V44C-06
Ignimbrites to Batholiths

Thursday, 17 December 2015: 17:15
308 (Moscone South)
Olivier Bachmann, ETH Zurich, Zurich, Switzerland, Peter W Lipman, USGS California Water Science Center Menlo Park, Menlo Park, CA, United States, Christian Huber, Georgia Institute of Technology Main Campus, School of Earth and Atmospheric Sciences, Atlanta, GA, United States and Chad Daniel Deering, Michigan Technological University, Houghton, MI, United States
Abstract:
Ignimbrites sample large magma reservoirs in the Earth’s upper crust, sometimes digging deep enough to link the volcanic realm with the plutonic world. Integrating textural, petrological, geochemical, and geochronological information on such deposits with geophysical signals (gravimetry, seismology, MT surveys) suggest incremental growth and evolution of subvolcanic magmas bodies that are dominated by high crystallinity mush zones, but remain in parts, and during periods of relatively high magma fluxes, sufficiently liquid to erupt.

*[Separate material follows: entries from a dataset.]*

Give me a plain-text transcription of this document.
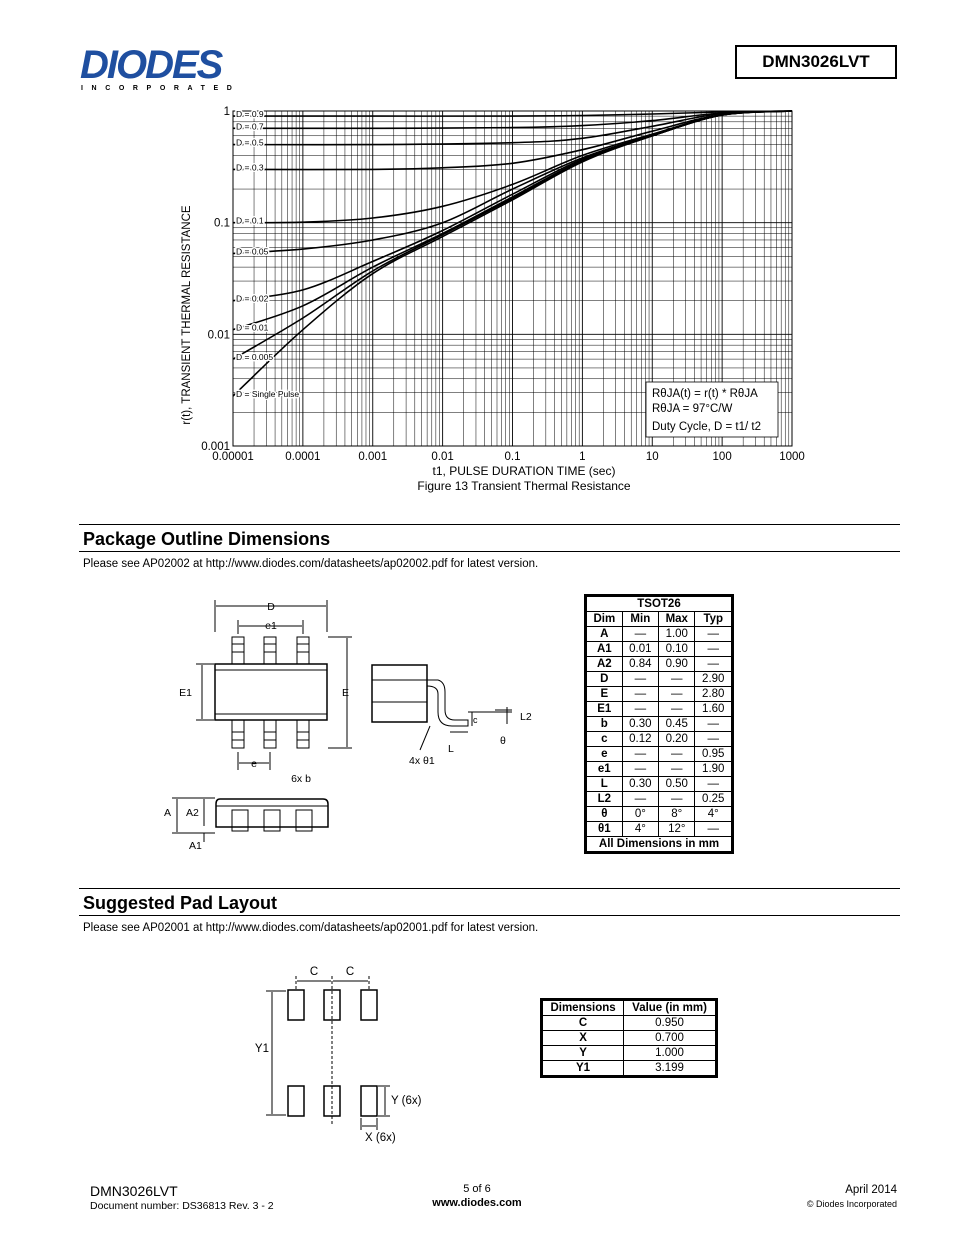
DIODES
INCORPORATED
DMN3026LVT
0.00001	0.0001	0.001	0.01	0.1	1	10	100	1000
0.001
0.01
0.1
1 D = 0.9
D = 0.7
D = 0.5
D = 0.3
D = 0.1
D = 0.05
D = 0.02
D = 0.01
D = 0.005
D = Single Pulse	RθJA(t) = r(t) * RθJA
RθJA = 97°C/W
Duty Cycle, D = t1/ t2
t1, PULSE DURATION TIME (sec)
Figure 13 Transient Thermal Resistance
r(t), TRANSIENT THERMAL RESISTANCE
Package Outline Dimensions
Please see AP02002 at http://www.diodes.com/datasheets/ap02002.pdf for latest version.
D
e1
E1	E
e
6x b
c	L2
θ
L
4x θ1
A A2
A1
TSOT26			
Dim	Min	Max	Typ
A	—	1.00	—
A1	0.01	0.10	—
A2	0.84	0.90	—
D	—	—	2.90
E	—	—	2.80
E1	—	—	1.60
b	0.30	0.45	—
c	0.12	0.20	—
e	—	—	0.95
e1	—	—	1.90
L	0.30	0.50	—
L2	—	—	0.25
θ	0°	8°	4°
θ1	4°	12°	—
All Dimensions in mm			
Suggested Pad Layout
Please see AP02001 at http://www.diodes.com/datasheets/ap02001.pdf for latest version.
C C
Y1
Y (6x)
X (6x)
Dimensions	Value (in mm)
C	0.950
X	0.700
Y	1.000
Y1	3.199
DMN3026LVT
Document number: DS36813 Rev. 3 - 2
5 of 6
www.diodes.com
April 2014
© Diodes Incorporated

The eruptible upper portions are either extracted melt from the mush, or rejuvenated fractions of it, and constitute only a small volumetric fraction of the vertically extensive mushy batholithic magma body. The high-flux, ignimbrite flare-up phases are typically preceded by waxing magmatism that prime the crust to hold large upper crustal silicic reservoirs where the most evolved magmas, rhyolites, are likely to be generated. Ages and compositional complementarities between the silicic volcanic and plutonic lithologies suggest that they are intimately linked, although plutonic masses will be inherently more complex and longer-lived than any volcanic systems spawned from them. Gas exsolution within such mushy reservoirs, and accumulation of the low density bubbles in the most melt-rich parts of the system, will also enhance eruptibility, emphasizing some of the observed chemical differences between evolved plutonic and volcanic rocks (e.g., typically higher Rb/Sr ratios in volcanic units).